I remember a guy I befriended named Pete. He was just plain nuts, and not safe to be around. God knows, he could sure have benefitted from being in a hospital (well, in my self-righteous opinion, anyhow ...); I mean, the guy could barely cope in the big real world. But there were worse cases than his, and he somehow stayed sane enough to live on the streets (mostly) of North Vancouver, and there were enough people like me who befriended him sufficiently to feed him and even clothe him, that he somewhat survived.

And he preferred it to living in the mental hospital. He told terror tales of what it was like to be constantly medicated, living in intense boredom, or grovelling at the mercy of scarce and underpaid staff who were that kind of cold impersonal staff who just weren't smart enough to be effective, or perhaps not free enough to be caring. Whatever the case, Pete assured me that lying under a leaky box in an alley in the cold rain waiting for morning (no sleep, just lying and waiting) was preferable to being chemically paralysed and put onto a mat face down for several hours, where he could hear people coming and going but not see them. Bad enough when you have your full faculties, but try staying happy and well-behaved through this for the staff when you are already paranoid and somewhat unhinged from reality! Yes, I think I would take the dirty puddles and sleepless cold rain in the alley over that, too.
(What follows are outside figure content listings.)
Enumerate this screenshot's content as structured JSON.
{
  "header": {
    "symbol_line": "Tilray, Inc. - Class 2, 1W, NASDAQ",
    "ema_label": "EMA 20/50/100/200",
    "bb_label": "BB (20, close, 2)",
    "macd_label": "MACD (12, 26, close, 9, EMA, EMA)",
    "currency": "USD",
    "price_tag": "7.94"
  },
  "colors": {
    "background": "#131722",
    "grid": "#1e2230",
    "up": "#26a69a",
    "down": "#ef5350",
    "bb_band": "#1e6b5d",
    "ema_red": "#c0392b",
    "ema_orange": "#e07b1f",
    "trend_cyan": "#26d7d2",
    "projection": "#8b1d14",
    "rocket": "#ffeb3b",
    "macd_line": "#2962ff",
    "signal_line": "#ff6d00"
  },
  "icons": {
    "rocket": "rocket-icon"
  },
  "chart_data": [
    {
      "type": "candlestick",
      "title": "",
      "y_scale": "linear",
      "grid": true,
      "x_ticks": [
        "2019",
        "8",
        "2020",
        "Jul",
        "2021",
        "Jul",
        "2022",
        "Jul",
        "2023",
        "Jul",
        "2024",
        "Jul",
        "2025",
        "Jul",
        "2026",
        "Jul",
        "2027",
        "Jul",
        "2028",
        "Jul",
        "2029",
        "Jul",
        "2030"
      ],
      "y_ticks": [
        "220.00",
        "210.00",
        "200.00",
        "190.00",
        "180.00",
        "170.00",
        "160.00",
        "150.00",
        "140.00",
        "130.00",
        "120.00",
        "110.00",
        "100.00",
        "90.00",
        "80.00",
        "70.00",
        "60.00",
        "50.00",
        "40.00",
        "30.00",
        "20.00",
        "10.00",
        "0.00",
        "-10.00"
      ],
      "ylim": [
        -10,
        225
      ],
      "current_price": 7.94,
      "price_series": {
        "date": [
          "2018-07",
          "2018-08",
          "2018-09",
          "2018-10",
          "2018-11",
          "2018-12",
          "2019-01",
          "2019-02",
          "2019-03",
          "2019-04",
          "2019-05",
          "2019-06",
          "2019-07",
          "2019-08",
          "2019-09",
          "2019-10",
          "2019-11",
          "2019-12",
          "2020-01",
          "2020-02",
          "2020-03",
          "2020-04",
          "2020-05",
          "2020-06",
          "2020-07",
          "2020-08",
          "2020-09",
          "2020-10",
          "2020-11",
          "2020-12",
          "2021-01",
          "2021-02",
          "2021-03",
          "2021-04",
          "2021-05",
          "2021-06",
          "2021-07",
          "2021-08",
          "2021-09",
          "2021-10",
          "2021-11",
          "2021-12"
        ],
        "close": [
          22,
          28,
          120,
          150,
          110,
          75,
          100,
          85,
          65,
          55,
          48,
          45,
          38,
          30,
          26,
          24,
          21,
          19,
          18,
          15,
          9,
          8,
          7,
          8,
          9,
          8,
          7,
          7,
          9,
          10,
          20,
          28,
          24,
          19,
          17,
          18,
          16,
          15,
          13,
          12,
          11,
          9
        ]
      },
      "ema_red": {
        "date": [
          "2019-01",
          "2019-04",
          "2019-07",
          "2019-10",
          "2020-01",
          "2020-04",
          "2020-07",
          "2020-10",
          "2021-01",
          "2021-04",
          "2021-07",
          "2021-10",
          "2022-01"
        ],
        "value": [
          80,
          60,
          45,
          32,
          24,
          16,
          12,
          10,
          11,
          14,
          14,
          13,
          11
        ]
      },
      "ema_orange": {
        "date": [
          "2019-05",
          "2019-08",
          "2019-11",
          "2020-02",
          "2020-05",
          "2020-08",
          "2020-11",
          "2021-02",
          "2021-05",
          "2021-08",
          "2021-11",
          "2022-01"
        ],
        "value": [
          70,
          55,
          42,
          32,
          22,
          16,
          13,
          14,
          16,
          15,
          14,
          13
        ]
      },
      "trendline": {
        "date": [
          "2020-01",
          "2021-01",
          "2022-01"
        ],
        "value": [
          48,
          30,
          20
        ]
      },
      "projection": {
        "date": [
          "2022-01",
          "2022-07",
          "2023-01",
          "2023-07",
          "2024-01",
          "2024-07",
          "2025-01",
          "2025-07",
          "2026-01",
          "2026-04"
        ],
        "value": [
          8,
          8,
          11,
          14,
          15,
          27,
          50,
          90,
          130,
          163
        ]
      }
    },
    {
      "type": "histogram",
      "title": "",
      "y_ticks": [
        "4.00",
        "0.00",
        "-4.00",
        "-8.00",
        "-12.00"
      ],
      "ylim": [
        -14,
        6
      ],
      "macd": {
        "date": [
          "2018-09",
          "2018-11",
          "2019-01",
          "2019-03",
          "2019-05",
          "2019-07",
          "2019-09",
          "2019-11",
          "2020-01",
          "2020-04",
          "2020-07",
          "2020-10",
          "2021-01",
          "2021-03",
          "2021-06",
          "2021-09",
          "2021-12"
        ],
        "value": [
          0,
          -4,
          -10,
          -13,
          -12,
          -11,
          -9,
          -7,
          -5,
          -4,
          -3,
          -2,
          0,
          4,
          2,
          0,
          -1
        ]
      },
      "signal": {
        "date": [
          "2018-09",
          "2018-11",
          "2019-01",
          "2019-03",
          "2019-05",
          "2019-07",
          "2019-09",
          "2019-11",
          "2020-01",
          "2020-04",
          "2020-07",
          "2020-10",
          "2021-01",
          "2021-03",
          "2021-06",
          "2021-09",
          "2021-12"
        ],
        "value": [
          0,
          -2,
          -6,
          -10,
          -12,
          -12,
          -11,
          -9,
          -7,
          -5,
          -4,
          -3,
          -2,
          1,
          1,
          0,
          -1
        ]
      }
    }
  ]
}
But I am not proposing that we just throw more money at the problem. That won't work. We know this, because we have tried this. The problem, as always, lies with the baseline culture we live in, where crazy people should be shuffled off to dark corners. Where we even have a concept of crazy people. That won't change ever, because we don't feel safe around schizophrenics or folks who are bi-polar. We don't feel comfortable around those who are depressed and/or suicidal. We feel the urge to push them out of our way, and it is dishonesty to try and pretend otherwise. Crazy people are hard to be around: They are frightening, frustrating, and depressing.

And so the hospitals lack funding to keep more patients than they already do; thus, people like my former friend Pete wander the streets. And even if there were more funding, I doubt he would go live there anyhow. Here in Vancouver they've made it illegal to squeegee windshields (you know, that's probably not a bad idea; they were never exactly effective at it, and the traffic was dangerous for them and disrupted for everyone else), but standing on a street corner isn't exactly an improvement, is it?

So, at the top I said that things must be getting harder for the beggars (not supposed to use that term, am I? But is "pan-handlers" any better?) because our society is growing more and more cashless. What do you give them? They don't exactly take Visa or MasterCard, do they? And the cash we still carry around is more targeted. Younger people don't just withdraw $200 for the weekend any more. Now they get the cash they need for something specific that bank-cards or credit can't be used for, and use plastic for everything else. The beggars are SOL, aren't they? We just don't carry the cash we used to.